Par ailleurs, il considère que l'activité des installateurs est menacée à l'horizon 2012. En effet, il estime que l'activité sera maintenue cette année avec les 1.000 à 1.500 MWc inscrits en file d'attente et non affectés par le moratoire. Au-delà, les volumes devraient chuter, ce qui impactera l'activité des installateurs. Pour sa part, le directeur réseaux d'ERDF, Marc Bussieras, évalue plutôt à 2.000 MWc le volume des projets qui ne sont pas invalidés par le moratoire et qui devront être installés d'ici le début de 2012.
La file d'attente encore et toujours au centre des interrogations
Par ailleurs, le responsable du SER regrette que la baisse prévue par le nouveau cadre se base sur les nouvelles inscriptions en file d'attente de raccordement lors du trimestre précédent. "Encore faudrait-il que l'inscription en file d'attente de raccordement soit un bon indicateur des projets qui seront effectivement conduit à leur terme", explique-t-il.
Pour le représentant d'ERDF, les nouvelles conditions réglementaires garantissent que les projets inscrits en file d'attente reflètent la réalité du marché. "Le jalon retenu est calé sur la présentation d'un dossier complet", rappelle-t-il ajoutant qu'"il ne devrait pas y avoir de demande d'inscription 'pour voir'." Effectivement, il apparaît que certains projets en file d'attente n'avaient pas de réalité concrète et visaient à prendre date sur un tarif avantageux avant qu'il ne baisse.

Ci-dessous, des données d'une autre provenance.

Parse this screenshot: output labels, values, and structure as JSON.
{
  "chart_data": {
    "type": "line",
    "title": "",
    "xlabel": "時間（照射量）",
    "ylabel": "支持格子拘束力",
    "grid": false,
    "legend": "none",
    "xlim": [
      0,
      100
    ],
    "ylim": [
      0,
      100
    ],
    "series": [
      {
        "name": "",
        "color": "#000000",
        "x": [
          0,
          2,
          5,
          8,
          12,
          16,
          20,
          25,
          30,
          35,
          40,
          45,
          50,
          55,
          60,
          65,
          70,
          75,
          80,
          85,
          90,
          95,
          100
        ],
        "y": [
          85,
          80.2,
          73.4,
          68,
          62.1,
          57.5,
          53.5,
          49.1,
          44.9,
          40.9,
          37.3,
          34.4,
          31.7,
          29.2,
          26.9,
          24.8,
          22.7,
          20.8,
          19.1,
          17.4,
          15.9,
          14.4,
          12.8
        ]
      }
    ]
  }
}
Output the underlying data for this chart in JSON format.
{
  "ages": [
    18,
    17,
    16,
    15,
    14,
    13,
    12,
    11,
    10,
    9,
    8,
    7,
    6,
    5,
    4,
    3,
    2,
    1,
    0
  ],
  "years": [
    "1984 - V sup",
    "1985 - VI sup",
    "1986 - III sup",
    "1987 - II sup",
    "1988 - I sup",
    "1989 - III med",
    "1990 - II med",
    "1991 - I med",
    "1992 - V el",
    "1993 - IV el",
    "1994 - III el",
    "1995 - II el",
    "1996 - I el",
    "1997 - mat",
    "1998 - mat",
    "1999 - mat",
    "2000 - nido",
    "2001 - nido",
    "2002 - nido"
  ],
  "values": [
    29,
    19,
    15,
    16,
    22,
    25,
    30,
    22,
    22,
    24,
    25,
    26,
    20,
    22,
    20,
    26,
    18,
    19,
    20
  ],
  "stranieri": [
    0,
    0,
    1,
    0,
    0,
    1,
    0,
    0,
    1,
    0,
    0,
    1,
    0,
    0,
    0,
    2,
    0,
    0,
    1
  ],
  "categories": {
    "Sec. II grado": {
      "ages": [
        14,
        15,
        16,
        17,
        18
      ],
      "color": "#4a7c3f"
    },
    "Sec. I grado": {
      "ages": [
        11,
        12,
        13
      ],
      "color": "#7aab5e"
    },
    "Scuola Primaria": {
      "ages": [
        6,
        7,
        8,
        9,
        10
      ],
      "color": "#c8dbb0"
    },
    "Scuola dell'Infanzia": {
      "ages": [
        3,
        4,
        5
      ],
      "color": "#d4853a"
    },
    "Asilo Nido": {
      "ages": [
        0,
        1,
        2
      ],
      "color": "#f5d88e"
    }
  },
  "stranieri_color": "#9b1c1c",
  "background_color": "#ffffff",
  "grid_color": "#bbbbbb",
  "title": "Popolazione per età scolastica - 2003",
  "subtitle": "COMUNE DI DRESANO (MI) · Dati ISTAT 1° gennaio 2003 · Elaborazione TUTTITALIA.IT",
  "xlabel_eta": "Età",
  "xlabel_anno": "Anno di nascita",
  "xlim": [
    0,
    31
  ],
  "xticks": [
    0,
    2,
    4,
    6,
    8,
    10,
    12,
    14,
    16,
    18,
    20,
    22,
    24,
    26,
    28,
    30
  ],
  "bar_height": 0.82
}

Cependant, ce qui intéresse particulièrement les professionnels est le contenu des deux files d'attente photovoltaïques plutôt que le volume total des projets inscrits. "Pourquoi le ministre n'intervient pas pour rendre publique ces données, alors qu'il parle de transparence ?", demande Arnaud Gossement. Quant au représentant d'ERDF, qui gère l'une des deux files d'attente, il se retranche derrière les dispositions légales : "nous sommes tenus par la loi, il n'est pas possible de divulguer des données sensibles."
Quid des futurs appels d'offres ?
Enfin, la question des appels d'offres pour les centrales dont la puissance est comprise entre 100 kWc et 12 MWc soulève quelques inquiétudes. Tout d'abord, "il n'y a pas de reprise de l'activité pour l'ensemble des projets de plus de 100 kWh puisque le cadre n'est toujours pas connu", rappelle Arnaud Gossement. Une situation qui déplait particulièrement aux représentants de certains industriels présents dans la salle et qui s'inquiète d'une situation qui pourrait durer…

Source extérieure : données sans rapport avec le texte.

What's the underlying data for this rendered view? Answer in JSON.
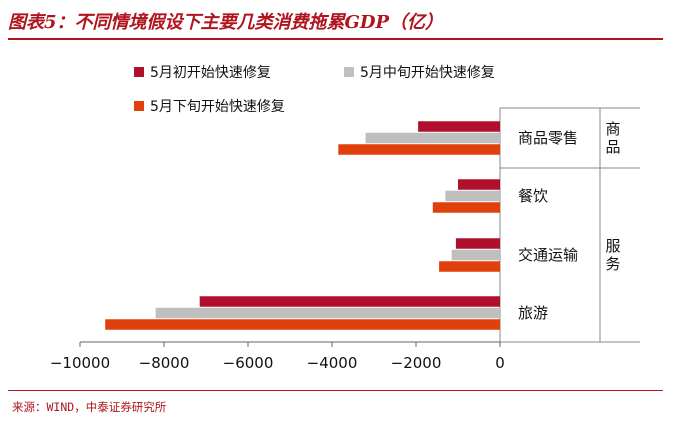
{
  "header": {
    "title": "图表5：不同情境假设下主要几类消费拖累GDP（亿）"
  },
  "footer": {
    "source": "来源：WIND，中泰证券研究所"
  },
  "chart_data": {
    "type": "bar",
    "orientation": "horizontal",
    "title": "图表5：不同情境假设下主要几类消费拖累GDP（亿）",
    "categories": [
      "商品零售",
      "餐饮",
      "交通运输",
      "旅游"
    ],
    "groups": [
      {
        "name": "商品",
        "categories": [
          "商品零售"
        ]
      },
      {
        "name": "服务",
        "categories": [
          "餐饮",
          "交通运输",
          "旅游"
        ]
      }
    ],
    "series": [
      {
        "name": "5月初开始快速修复",
        "color": "#b0102e",
        "values": [
          -1950,
          -1000,
          -1050,
          -7150
        ]
      },
      {
        "name": "5月中旬开始快速修复",
        "color": "#bfbfbf",
        "values": [
          -3200,
          -1300,
          -1150,
          -8200
        ]
      },
      {
        "name": "5月下旬开始快速修复",
        "color": "#e0400b",
        "values": [
          -3850,
          -1600,
          -1450,
          -9400
        ]
      }
    ],
    "xlim": [
      -10000,
      0
    ],
    "xticks": [
      -10000,
      -8000,
      -6000,
      -4000,
      -2000,
      0
    ],
    "xtick_labels": [
      "−10000",
      "−8000",
      "−6000",
      "−4000",
      "−2000",
      "0"
    ],
    "xlabel": "",
    "ylabel": "",
    "grid": false,
    "legend_position": "top-left"
  }
}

S'agissant de l'encadrement des futurs appels d'offres, "le SER est volontaire pour participer à la rédaction du cahier des charges", rappelle le président du syndicat qui milite pour l'inclusion de critères de qualité. Cependant, il affiche un certain scepticisme quant à l'efficacité de la mesure. "A en juger par les appels d'offres passés, éolien ou biomasse par exemple, on s'aperçoit que dans les faits trop peu des projets retenus voient le jour", explique-t-il.
Pire, les appels d'offres seraient détournés de leur objectif selon Arnaud Gossement. "A l'origine les appels d'offres visaient à soutenir une industrie et maintenant le gouvernement souhaite les utiliser pour freiner le développement d'une filière", explique l'avocat. Par ailleurs, "on se dirige vers des contentieux en pagaille", estime-t-il ajoutant qu'au final "on va transférer les dossiers aux juges." Par exemple, il semble que l'égalité des chances entre EDF et de petits industriels indépendants ne soit pas acquise, non pas qu'EDF soit privilégié mais plutôt parce que les moyens dont disposent les petits opérateurs pour répondre à l'appel d'offre ne sont pas comparables.